I decide that I do. All the way until Mom and Dad come back from meeting with the new captain.

“Day after tomorrow a team is going out to the old city,” Dad says when I come into the common area. “To find what they find and see what they see. It won’t be good, probably.” He runs a hand through his hair. “Son, are you sure you’re not”—he glances at the door to my room, speaks more quietly—“in over your head? Do you need Kataria?”

“Not at all.”

I don’t know what he sees in my face, probably guilt, because he just shakes his head and says, “Oh, boy. Right. You know your mother is not going to like that.”

Mom has not been a fan of Samara in my room. Even with the door open.

“What are the preferred burial practices?” Dad asks.

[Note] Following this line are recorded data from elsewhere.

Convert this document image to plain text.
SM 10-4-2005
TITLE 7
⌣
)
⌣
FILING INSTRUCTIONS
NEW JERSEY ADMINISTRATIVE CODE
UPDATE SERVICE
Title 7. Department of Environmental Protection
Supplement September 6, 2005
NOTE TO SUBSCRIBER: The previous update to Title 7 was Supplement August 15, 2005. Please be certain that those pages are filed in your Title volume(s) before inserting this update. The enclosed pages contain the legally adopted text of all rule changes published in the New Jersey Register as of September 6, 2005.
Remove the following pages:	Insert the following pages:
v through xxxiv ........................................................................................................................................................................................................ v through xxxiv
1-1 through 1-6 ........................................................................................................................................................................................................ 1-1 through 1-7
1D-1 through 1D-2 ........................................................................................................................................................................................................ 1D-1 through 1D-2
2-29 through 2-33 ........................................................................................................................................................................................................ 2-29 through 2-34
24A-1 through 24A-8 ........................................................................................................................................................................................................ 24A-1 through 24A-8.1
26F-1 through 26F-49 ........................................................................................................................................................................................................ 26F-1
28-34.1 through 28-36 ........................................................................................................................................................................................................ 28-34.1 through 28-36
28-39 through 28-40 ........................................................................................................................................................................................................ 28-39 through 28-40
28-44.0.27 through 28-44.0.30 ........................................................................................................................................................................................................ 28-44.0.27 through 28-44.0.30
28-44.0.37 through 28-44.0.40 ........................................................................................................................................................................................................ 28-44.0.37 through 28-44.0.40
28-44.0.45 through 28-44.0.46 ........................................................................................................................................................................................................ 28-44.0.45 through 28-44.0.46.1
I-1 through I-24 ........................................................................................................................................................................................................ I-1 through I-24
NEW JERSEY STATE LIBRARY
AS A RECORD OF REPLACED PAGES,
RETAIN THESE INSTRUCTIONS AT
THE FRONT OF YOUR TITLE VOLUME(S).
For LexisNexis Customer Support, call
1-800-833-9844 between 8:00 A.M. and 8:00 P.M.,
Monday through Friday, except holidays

“Burning. But let me check with … ”

Then Dad sits up, because Samara is in the doorway. In my shorts and T-shirt. It’s the first time she’s emerged.

“Hi,” she says.

Dad jumps up. I’m not sure he was ready for how pretty Sam is. When she’s not screaming. “Sam,” he says. “Or Samara? Which do you prefer?”

“Sam.”

“Good. Call me Sean. We’re—”

“Joanna Cho-Rodriguez,” says Mom, coming in from food prep. “We are happy to have you.”

This is a little stiff. But Sam just smiles and says, “Xièxiè nǐ yāoqǐng wǒ zhu nǐ jiā.”

I watch Mom’s eyebrows disappear into her fringe of dark hair. “She speaks Chinese? Come,” she says, taking Sam’s hand and pulling her out of the room. “You have to eat with us. When did you last eat?” And I know by Mom’s reaction that Sam must have said something like three or four days. And then I’m hearing Mom offer basically every scrap of food we have in there. In Chinese.

Dad looks me over. “Son, I call that playing dirty.”

“I call it playing smart. What would you have done?”

He shrugs.

“Anyway, it only took about five seconds. She’ll be having conversations with her before we finish dinner.”

“About that,” says Dad. “This brain power, it’s artificially created?”

“Yes. Sam wants to let it go, now that she knows how. The suicide rate Underneath is … well, it’s unbelievable. And for good reason.”